Our next task would be watching his oxygen levels to see if he would need to go on ECMO (a heart and lung bypass machine). He did. His levels dropped twice through the night. We almost lost him. Elisha went on ECMO on September 19th. Now, if anytime was going to be scary, this was it. The machine and the sight of my son's little neck with needles in it made me cry. I remember Dr. Kays hugging me when I first saw Elisha and saying, "it's very overwhelming, isn't it." It definitely was! Elisha was on ECMO for twelve days. One trial run on September 29th, he didn't do well. He went back on after being off of it for two hours. The next and last trial run was on September 30th and Praise the Lord. He was off!! After this, we had many, many good and bad days. Elisha went from being on a ventilator to nose prongs and a big boy crib from a hospital bed. But no day was like that of October 11th. The day I finally got to hold my son, my baby. I cried and cried. I was so proud of him. I never left his side except when I had to. I think he knew it to. He next had his first bath, his first time to wear clothes, and then his first bottle. Elisha had had so many tubes down his throat as well as feeding tubes that I actually had to go through teaching him how to suck and eat from a bottle. After a few weeks, we both finally got the hang of it. It was scary for both of us. Elisha was moved from the NICU III to the NICU II on October 16th. We were finally discharged from the hospital on November 21st, 2006, just before Thanksgiving Day. This was also a very scary time for me. He went home on oxygen and was finally taken off of that on May 10th of 2007.
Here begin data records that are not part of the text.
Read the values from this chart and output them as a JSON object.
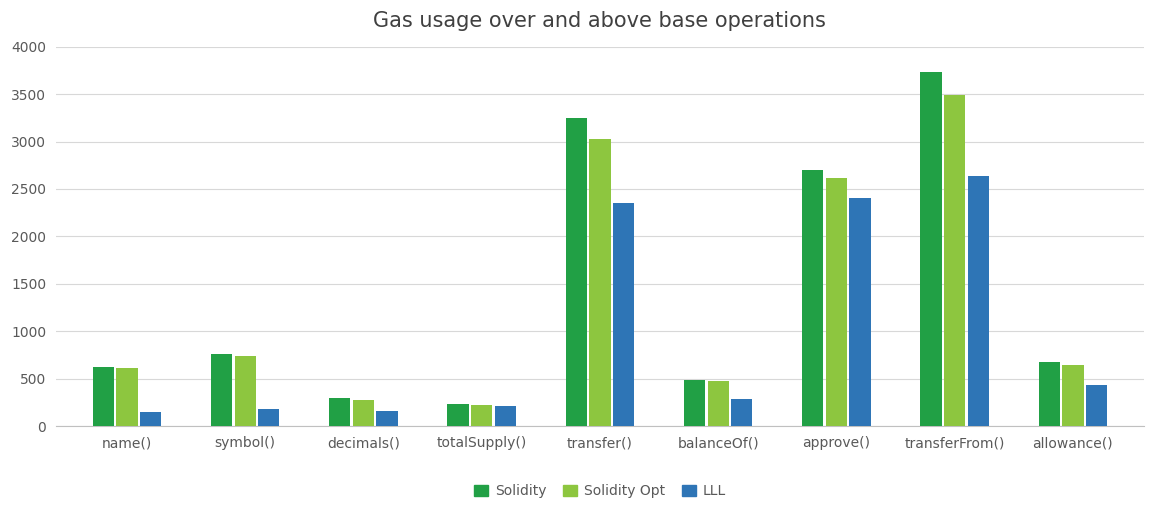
{
  "title": "Gas usage over and above base operations",
  "categories": [
    "name()",
    "symbol()",
    "decimals()",
    "totalSupply()",
    "transfer()",
    "balanceOf()",
    "approve()",
    "transferFrom()",
    "allowance()"
  ],
  "series": {
    "Solidity": [
      630,
      760,
      295,
      240,
      3250,
      490,
      2700,
      3730,
      680
    ],
    "Solidity Opt": [
      610,
      740,
      275,
      230,
      3030,
      480,
      2620,
      3490,
      650
    ],
    "LLL": [
      150,
      185,
      165,
      215,
      2350,
      285,
      2400,
      2640,
      435
    ]
  },
  "colors": {
    "Solidity": "#21a045",
    "Solidity Opt": "#8dc63f",
    "LLL": "#2e75b6"
  },
  "ylim": [
    0,
    4000
  ],
  "yticks": [
    0,
    500,
    1000,
    1500,
    2000,
    2500,
    3000,
    3500,
    4000
  ],
  "background_color": "#ffffff",
  "title_fontsize": 15,
  "tick_fontsize": 10,
  "legend_fontsize": 10,
  "bar_width": 0.18,
  "bar_gap": 0.02
}
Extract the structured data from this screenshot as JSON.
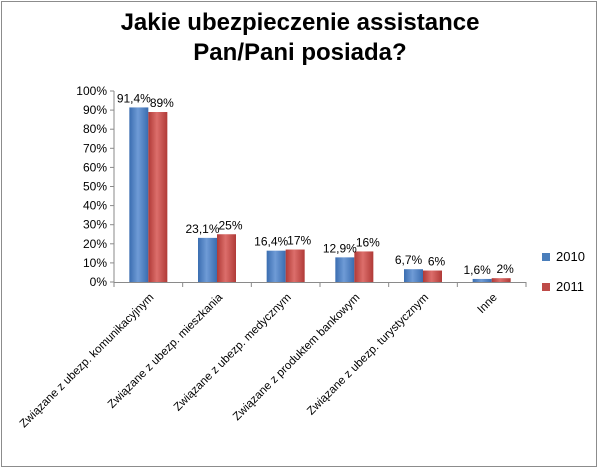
{
  "chart_data": {
    "type": "bar",
    "title_line1": "Jakie ubezpieczenie assistance",
    "title_line2": "Pan/Pani posiada?",
    "categories": [
      "Związane z ubezp. komunikacyjnym",
      "Związane z ubezp. mieszkania",
      "Związane z ubezp. medycznym",
      "Związane z produktem bankowym",
      "Związane z ubezp. turystycznym",
      "Inne"
    ],
    "series": [
      {
        "name": "2010",
        "color": "#4a7ebb",
        "values": [
          91.4,
          23.1,
          16.4,
          12.9,
          6.7,
          1.6
        ],
        "labels": [
          "91,4%",
          "23,1%",
          "16,4%",
          "12,9%",
          "6,7%",
          "1,6%"
        ]
      },
      {
        "name": "2011",
        "color": "#be4b48",
        "values": [
          89,
          25,
          17,
          16,
          6,
          2
        ],
        "labels": [
          "89%",
          "25%",
          "17%",
          "16%",
          "6%",
          "2%"
        ]
      }
    ],
    "ylim": [
      0,
      100
    ],
    "yticks": [
      "0%",
      "10%",
      "20%",
      "30%",
      "40%",
      "50%",
      "60%",
      "70%",
      "80%",
      "90%",
      "100%"
    ],
    "legend": "right"
  }
}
This was a long hard battle. I would do it a hundred times over for the life of my baby. Elisha is a fighter, and I'm proud to say that. I think this helped him through it all. Today, he will be 15 in September, and every doctor's visit has been great. I lived every day going to the hospital to be with my son and pray and help him fight for four months. I had great help with my church and family along the way and greatly appreciated them for it. I spent months away from my husband, which was extremely difficult, and many, many hugs and kisses go out to my mother, who was right there with me along the entire way. I would tell people today God is great! He saved my son. Elisha means God is salvation. I Corinthians 10:13 says, "There hath no temptation taken you but such as is common to man: but God is faithful, who will not suffer you to be tempted above that ye are able; but will with the temptation also make a way to escape, that ye may be able to bear it."
God is faithful. If you have faith in him that he can save, then you will see miracles happen. God gives you what you can handle and gives you the strength to bear it. He saved our son, Elisha. He directed us on the right path to take, and here we are today, enjoying every moment with our "miracle baby," our beautiful blue-eyed boy, Elisha James Bold.